Les interventions qui cherchent à évoquer l’empathie chez les enseignants peuvent écarter les préjugés et réduire l’écart racial dans les suspensions des collégiens, suggère une nouvelle recherche de l’Université de Californie à Berkeley.
Dans l’un des efforts les plus rigoureux à ce jour pour lutter contre les inégalités fondées sur la race dans les suspensions scolaires, le psychologue social de l’UC Berkeley Jason Okonofua et ses collègues chercheurs ont recruté 66 enseignants de collège qui enseignent les mathématiques à plus de 5 500 élèves de 7e et 8e année dans l’un des les plus grands districts scolaires du pays.
Après que les enseignants ont terminé deux sessions en ligne évoquant l’empathie au cours d’une année scolaire, leurs élèves, en particulier ceux appartenant à des minorités raciales, étaient moins susceptibles d’être suspendus, et l’écart racial dans les suspensions a été réduit de 45 %, selon les résultats. à paraître dans la revue Avancées scientifiques.

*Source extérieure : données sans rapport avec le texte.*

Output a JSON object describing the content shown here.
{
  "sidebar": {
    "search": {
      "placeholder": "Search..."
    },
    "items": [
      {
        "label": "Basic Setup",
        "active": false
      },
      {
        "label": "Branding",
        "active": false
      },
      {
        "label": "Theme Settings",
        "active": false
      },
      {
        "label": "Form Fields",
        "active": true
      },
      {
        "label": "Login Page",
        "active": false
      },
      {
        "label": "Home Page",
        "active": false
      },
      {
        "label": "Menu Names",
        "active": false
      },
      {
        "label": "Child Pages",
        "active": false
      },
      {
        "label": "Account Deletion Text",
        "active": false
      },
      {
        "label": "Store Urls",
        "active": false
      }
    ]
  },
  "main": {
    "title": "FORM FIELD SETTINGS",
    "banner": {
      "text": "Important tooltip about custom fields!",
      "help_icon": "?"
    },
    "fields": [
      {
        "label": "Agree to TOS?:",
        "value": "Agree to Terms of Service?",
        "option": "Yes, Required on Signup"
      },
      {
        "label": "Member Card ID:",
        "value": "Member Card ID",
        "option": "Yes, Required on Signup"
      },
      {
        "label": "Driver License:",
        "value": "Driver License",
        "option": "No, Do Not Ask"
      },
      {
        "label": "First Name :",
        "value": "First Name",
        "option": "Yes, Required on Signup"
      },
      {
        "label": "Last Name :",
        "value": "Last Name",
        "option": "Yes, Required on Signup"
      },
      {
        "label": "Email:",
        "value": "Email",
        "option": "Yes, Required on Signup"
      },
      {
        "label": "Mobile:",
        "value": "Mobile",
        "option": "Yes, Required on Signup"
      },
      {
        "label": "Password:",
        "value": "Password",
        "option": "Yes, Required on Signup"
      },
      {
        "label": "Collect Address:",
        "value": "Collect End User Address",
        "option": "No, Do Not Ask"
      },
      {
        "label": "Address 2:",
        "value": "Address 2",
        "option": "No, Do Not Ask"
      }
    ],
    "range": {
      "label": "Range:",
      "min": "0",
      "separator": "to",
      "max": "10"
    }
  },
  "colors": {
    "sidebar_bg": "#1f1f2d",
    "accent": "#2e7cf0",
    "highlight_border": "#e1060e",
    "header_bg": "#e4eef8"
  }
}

De plus, les effets positifs de l’intervention ont persisté tout au long de l’année scolaire suivante lorsque les élèves avaient de nouveaux enseignants qui n’étaient pas impliqués dans l’intervention d’empathie. Cette deuxième année scolaire a également vu moins de suspensions d’élèves de couleur, ainsi que d’autres groupes vulnérables tels que les élèves qualifiés pour les services d’éducation spéciale.
« En vertu d’avoir une classe avec un enseignant qui a participé à l’intervention, un élève, en particulier un élève noir ou hispanique, était moins susceptible d’avoir des ennuis pendant la classe d’un autre enseignant pendant toute l’année scolaire et aussi l’année scolaire suivante », a déclaré Okonofua, professeur adjoint de psychologie à l’UC Berkeley et auteur principal de l’étude.
L’intervention d’empathie à grande échelle visait à réduire l’écart de suspension entre les collégiens noirs et latinos/hispaniques et leurs pairs blancs. À l’échelle nationale, les élèves noirs du collège et du lycée sont quatre fois plus susceptibles d’être suspendus que les élèves blancs.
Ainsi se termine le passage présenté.